We break for an early lunch then go back out and hunt until dark. Very few deer move that afternoon. We retreat to the shack, stoke the wood stove, grill steaks, wash them down with wine.
We are out at daybreak on Sunday. It is below zero and the snow squeaks under our boots. We settle in; become like stumps again. We see deer, a pair, but distant. Then very little. There is very little rifle fire; this will be a slow start to the season, the cold will see to that.
The chill is very patient; takes it’s time to work down, to burrow deep. We lose heat, ever so slowly.
I stay until near 10 o’clock and then I leave the stand; bacon and eggs appeal, that and hot coffee. I walk slowly, looking for deer. I do not see any. I am not disappointed for at that time it seems too much effort to do much else except walk back and sit by the fire.
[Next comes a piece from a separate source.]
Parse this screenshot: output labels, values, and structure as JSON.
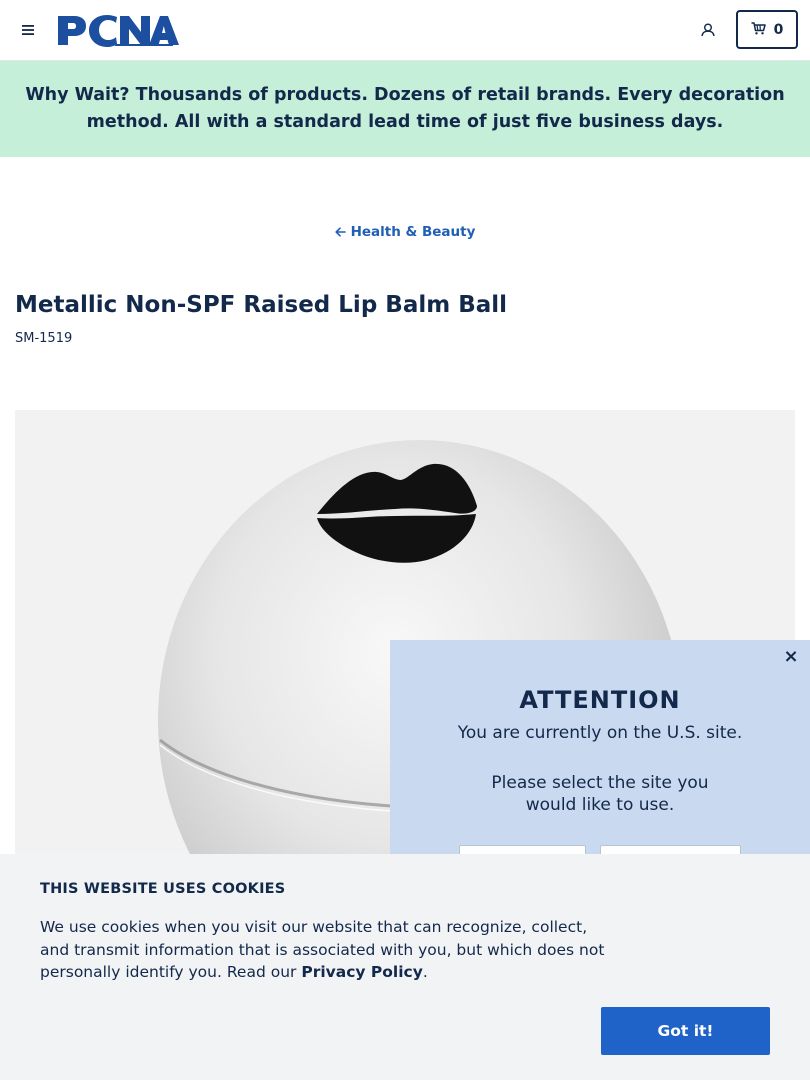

I am barely out of sight when the buck comes out. I never see it; it comes from the opposite direction that I walk out. Ted recounts it later. It is larger than the one the previous day; big body, decent rack. Ted counts eight points. Leans into the rifle; tracks the buck in the scope. Thinks: bigger but still not huge. Thinks: but venison in the freezer. Asks himself: wait or take it. Thinks: I hate to make these decisions.
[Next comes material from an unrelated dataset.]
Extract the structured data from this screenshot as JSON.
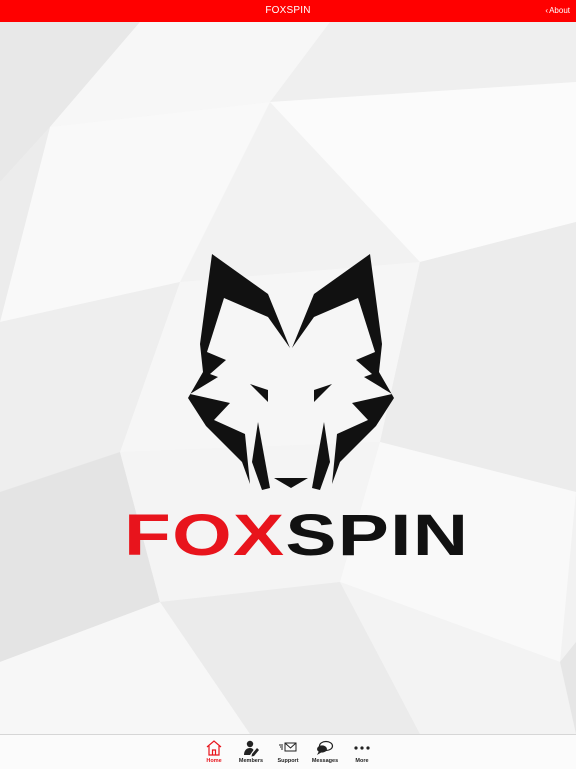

In hunting there is no gray in hunting decisions; it’s black or white; a shot taken or a shot not taken. A bullet fired can never be recalled. Catch and release is for fishing. In the hunt all decisions are final; all calls are irrevocable.
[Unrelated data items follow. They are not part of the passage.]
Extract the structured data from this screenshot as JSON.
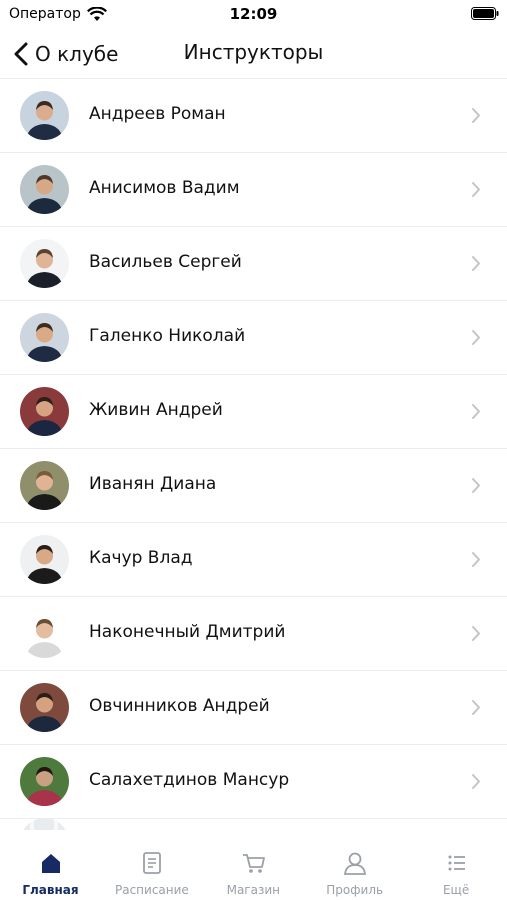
{
  "status_bar": {
    "carrier": "Оператор",
    "time": "12:09"
  },
  "nav": {
    "back_label": "О клубе",
    "title": "Инструкторы"
  },
  "instructors": [
    {
      "name": "Андреев Роман"
    },
    {
      "name": "Анисимов Вадим"
    },
    {
      "name": "Васильев Сергей"
    },
    {
      "name": "Галенко Николай"
    },
    {
      "name": "Живин Андрей"
    },
    {
      "name": "Иванян Диана"
    },
    {
      "name": "Качур Влад"
    },
    {
      "name": "Наконечный Дмитрий"
    },
    {
      "name": "Овчинников Андрей"
    },
    {
      "name": "Салахетдинов Мансур"
    }
  ],
  "tabs": [
    {
      "label": "Главная",
      "icon": "home-icon",
      "active": true
    },
    {
      "label": "Расписание",
      "icon": "schedule-icon",
      "active": false
    },
    {
      "label": "Магазин",
      "icon": "cart-icon",
      "active": false
    },
    {
      "label": "Профиль",
      "icon": "profile-icon",
      "active": false
    },
    {
      "label": "Ещё",
      "icon": "more-icon",
      "active": false
    }
  ],
  "colors": {
    "accent": "#172a63",
    "inactive": "#9aa0a8",
    "divider": "#ececec"
  }
}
The buck moves, stops, steps forward again: stops and stands; nose tests the air, eyes scan the woods ahead.
I walk down the drive to the shack. The wind is in my face; I feel chill but the walk has warmed me some. There is no smoke off the chimney. I’ll have to stoke the fire. I stop next to the shack, hang the rifle on the nail that is there for that purpose. I pick up an armful of oak splits; breathe in the tangy scent of oak. It’s seasoned well and will burn hot and pure.
Then from the direction I’ve come, the sharp crack of rifle shot rises high in the cold November air, rises to the low cloud, rises and turns to echo and then the wind blows the echo away. One shot; that’s all. The way it should be. One shot in the hard cold of November; the wind-blown echo; the decision made.